Physicists Uncover What Actually Happens After Black Holes Die
In recent years, black holes have transitioned from being purely theoretical concepts to well-documented astrophysical entities.
Key evidence includes the first observation of spacetime ripples from black hole collisions and the groundbreaking image of a black hole published in 2019.
The Quantum Conundrum
Einstein’s general relativity, which describes the universe on a grand scale, predicts black holes. However, these objects also influence spacetime on a minute scale, implying intriguing quantum properties.
The main challenge for theorists is to integrate relativity and quantum mechanics into a cohesive theory, known as ‘loop’ quantum gravity, which accurately predicts observations.
Unveiling Black Hole Mysteries
Over the past decade, theorists have made significant progress in understanding black holes, offering potential explanations for some of cosmology’s biggest mysteries.
Physicists Carlo Rovelli and Francesca Vidotto from Western University in Canada have reviewed this progress, revealing some astonishing conclusions.
A Radical Transformation
Their recent work suggests that black holes, upon dying, transform into white holes.
They propose that countless tiny white holes might be passing through Earth at any time and that these objects could be the elusive dark matter believed to fill the universe.
Insights from Loop Quantum Gravity
Astrophysicists have long suspected that black holes are not static objects but evolve over time. Recent theoretical advancements in loop quantum gravity have shed light on this evolution.
Black holes emit Hawking radiation, causing their horizons to shrink while their interior volumes remain vast. Rovelli and Vidotto explain, “This implies that an old evaporated black hole has a small horizon but a huge internal volume.”
From Black Hole to White Hole
This shrinkage continues until the black hole reaches the Planck Scale, where the quantum energy density prevents further contraction.
At this point, the black hole undergoes a quantum transition into a white hole with a Planckian-sized horizon and a vast interior. Understanding these remnants has become a crucial part of cosmologists’ work.
Re-evaluating White Holes
White holes, like black holes, are valid solutions to Einstein’s field equations. Rovelli and Vidotto state, “A white hole spacetime is simply the time reversal of a black hole spacetime.”
Initially thought to be insignificant, white holes are now considered to be intrinsically linked to black holes, prompting a re-evaluation of their role in the universe.
A Superposition Solution
A major challenge has been the instability of white hole solutions. However, Rovelli and Vidotto suggest that any instability would result in a stable superposition of both black and white holes.
To an observer, a white hole appears indistinguishable from a black hole, with differences in their past and future remaining inaccessible to most.
The Lifespan of Remnants
A key question is the lifespan of remnants. Rovelli and Vidotto note that for the remnant, the process of complete dissipation happens quickly.
However, due to time dilation, a distant observer would perceive this process as taking the lifetime of the universe. They explain, “Time slows down near high density mass… A black hole is a shortcut to the distant future.”
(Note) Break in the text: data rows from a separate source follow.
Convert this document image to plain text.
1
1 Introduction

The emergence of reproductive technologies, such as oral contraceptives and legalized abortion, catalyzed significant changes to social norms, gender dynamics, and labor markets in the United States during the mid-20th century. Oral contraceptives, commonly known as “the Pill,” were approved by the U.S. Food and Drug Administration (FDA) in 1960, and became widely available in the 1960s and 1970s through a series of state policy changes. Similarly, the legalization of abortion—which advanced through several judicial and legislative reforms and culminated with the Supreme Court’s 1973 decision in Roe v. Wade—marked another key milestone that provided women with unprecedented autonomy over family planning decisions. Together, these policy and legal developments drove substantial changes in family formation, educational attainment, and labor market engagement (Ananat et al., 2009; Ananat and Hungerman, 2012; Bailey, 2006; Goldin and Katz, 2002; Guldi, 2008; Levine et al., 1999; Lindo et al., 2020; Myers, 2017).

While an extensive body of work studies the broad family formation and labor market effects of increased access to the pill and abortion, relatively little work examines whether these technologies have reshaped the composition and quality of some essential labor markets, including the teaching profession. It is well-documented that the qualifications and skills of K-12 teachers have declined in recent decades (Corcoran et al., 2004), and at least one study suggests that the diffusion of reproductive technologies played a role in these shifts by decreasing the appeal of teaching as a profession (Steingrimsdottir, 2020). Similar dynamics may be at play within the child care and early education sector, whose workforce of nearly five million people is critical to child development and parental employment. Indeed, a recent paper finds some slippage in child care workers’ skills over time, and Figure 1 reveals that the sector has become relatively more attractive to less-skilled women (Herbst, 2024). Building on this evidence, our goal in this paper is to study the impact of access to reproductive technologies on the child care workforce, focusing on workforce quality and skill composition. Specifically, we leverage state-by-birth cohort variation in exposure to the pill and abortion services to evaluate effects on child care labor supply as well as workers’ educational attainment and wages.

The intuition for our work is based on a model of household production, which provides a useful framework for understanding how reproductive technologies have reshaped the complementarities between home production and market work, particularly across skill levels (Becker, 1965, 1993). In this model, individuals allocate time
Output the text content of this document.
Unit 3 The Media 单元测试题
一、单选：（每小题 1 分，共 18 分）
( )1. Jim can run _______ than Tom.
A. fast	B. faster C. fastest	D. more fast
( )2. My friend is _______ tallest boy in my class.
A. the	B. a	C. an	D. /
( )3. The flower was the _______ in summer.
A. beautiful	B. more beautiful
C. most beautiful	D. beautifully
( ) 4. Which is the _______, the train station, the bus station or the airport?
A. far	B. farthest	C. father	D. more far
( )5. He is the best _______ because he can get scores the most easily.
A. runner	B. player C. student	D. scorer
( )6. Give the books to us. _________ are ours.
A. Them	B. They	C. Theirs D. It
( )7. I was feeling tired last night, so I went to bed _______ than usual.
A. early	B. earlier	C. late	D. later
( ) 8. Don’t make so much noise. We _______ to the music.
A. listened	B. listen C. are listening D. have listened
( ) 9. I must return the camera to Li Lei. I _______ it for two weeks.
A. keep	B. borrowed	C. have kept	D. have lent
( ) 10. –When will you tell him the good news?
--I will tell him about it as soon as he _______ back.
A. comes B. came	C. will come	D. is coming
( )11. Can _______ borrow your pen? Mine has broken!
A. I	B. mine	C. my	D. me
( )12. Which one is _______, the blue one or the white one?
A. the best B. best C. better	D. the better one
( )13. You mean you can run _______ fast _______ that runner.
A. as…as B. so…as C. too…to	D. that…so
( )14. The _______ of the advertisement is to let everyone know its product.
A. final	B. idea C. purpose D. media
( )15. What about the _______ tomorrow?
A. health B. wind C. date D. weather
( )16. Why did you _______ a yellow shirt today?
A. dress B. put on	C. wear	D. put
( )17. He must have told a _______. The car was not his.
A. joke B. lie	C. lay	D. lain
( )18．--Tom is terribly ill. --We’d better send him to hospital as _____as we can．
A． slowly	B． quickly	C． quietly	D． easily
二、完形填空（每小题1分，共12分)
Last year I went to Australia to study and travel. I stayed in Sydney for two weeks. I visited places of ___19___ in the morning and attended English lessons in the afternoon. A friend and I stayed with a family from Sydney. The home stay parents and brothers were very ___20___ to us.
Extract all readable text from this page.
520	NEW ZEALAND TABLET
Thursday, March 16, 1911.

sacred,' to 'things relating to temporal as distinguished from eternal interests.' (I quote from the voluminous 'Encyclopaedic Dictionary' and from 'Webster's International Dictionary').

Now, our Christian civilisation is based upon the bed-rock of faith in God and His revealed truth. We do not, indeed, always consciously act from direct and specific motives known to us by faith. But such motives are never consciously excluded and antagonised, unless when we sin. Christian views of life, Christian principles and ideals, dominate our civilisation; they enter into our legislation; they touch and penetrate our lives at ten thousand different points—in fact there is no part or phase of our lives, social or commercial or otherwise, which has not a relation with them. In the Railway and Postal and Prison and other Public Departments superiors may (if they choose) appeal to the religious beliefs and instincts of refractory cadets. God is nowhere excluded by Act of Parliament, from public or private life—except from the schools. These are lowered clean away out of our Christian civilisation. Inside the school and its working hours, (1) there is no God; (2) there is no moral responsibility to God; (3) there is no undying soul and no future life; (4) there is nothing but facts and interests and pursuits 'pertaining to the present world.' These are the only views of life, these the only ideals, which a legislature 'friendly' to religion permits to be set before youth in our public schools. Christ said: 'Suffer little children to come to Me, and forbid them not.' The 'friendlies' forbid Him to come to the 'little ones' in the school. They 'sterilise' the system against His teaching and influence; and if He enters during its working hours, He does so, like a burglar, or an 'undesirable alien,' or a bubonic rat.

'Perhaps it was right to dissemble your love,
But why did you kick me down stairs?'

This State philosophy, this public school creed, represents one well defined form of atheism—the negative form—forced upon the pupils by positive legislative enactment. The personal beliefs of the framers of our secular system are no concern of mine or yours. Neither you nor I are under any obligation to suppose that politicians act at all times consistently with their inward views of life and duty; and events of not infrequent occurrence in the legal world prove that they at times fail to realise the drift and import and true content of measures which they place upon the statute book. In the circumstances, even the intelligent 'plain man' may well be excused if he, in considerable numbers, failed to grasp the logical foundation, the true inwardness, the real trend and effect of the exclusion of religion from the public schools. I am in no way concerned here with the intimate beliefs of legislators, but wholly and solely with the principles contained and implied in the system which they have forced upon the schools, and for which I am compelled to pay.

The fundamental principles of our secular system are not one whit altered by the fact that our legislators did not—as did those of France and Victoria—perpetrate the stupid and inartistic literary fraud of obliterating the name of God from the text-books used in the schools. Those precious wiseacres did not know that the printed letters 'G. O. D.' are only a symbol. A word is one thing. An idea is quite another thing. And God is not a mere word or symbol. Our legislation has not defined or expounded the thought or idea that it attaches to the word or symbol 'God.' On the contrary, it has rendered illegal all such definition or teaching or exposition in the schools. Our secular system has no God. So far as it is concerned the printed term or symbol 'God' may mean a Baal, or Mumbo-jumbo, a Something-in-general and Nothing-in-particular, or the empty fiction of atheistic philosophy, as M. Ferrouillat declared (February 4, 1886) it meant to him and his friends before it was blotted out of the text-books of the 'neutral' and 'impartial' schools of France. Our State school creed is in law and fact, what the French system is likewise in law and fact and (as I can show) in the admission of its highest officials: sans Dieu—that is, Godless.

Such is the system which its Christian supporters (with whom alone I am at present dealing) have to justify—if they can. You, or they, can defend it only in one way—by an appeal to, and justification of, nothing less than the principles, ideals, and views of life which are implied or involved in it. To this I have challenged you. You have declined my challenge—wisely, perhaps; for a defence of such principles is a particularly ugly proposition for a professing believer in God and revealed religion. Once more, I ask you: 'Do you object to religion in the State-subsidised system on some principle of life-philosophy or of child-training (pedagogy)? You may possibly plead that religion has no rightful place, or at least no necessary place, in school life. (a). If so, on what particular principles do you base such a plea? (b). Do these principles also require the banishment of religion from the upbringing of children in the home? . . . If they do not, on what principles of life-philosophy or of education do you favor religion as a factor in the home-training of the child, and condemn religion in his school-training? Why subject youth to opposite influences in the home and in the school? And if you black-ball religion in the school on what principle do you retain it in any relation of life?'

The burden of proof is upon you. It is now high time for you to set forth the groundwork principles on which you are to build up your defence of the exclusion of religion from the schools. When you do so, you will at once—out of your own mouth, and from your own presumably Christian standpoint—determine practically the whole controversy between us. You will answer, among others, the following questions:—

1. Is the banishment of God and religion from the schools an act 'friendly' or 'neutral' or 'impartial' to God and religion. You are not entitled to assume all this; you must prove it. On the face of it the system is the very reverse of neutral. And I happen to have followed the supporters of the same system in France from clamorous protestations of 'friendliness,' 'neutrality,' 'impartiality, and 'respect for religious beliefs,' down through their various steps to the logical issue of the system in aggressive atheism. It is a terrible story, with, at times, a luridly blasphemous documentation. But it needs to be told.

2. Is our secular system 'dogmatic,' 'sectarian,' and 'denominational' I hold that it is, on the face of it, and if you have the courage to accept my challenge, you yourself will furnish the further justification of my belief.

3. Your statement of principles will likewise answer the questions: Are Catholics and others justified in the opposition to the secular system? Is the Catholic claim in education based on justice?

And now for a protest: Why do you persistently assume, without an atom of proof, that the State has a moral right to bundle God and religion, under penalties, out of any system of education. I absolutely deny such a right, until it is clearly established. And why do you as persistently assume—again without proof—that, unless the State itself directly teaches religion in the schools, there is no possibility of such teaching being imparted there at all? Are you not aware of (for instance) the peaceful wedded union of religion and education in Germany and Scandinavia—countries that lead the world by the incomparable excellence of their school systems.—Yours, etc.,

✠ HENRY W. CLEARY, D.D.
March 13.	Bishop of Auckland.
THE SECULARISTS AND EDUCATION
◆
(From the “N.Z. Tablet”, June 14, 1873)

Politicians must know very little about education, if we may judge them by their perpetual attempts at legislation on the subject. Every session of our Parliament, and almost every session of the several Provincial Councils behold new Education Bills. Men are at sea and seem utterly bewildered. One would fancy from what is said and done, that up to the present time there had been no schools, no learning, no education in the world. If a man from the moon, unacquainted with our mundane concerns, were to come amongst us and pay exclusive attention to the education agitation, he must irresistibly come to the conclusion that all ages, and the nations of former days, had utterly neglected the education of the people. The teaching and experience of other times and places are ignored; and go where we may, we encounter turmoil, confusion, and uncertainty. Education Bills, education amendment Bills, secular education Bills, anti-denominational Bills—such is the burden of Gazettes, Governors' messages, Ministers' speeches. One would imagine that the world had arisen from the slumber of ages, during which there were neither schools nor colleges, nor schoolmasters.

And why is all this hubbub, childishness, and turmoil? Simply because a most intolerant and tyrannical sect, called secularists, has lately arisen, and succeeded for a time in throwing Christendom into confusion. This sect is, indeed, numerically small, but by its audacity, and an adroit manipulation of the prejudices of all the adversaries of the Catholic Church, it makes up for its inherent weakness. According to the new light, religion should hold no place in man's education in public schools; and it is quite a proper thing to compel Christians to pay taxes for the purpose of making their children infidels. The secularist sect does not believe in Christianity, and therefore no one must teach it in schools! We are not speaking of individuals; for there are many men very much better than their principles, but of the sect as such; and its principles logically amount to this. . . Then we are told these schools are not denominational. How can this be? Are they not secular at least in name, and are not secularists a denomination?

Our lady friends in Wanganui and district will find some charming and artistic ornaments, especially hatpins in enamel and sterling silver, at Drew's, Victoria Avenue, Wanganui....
Black Hole Remnants as Dark Matter Candidates
If this theory holds true, the universe should be teeming with black hole remnants (or white holes), whose mass would influence visible matter, making them strong candidates for dark matter.
Rovelli and Vidotto assert, “Remnants are a dark matter candidate that does not require exotic assumptions of new forces, or particles or corrections to the Einstein equations, or physics beyond the standard model.”
Detecting Remnants
Detecting these particles is challenging due to the weak gravitational force at such a small scale.
However, Rovelli and Vidotto propose a method: creating a mass in a quantum superposition of two locations.
Detecting Dark Matter Particles
As a remnant passes by, it would interact more strongly with the nearer mass, altering the superposition and signaling the presence of a dark matter particle.
Whether this method can definitively identify a black hole remnant remains to be seen, but such experiments are on the verge of feasibility today.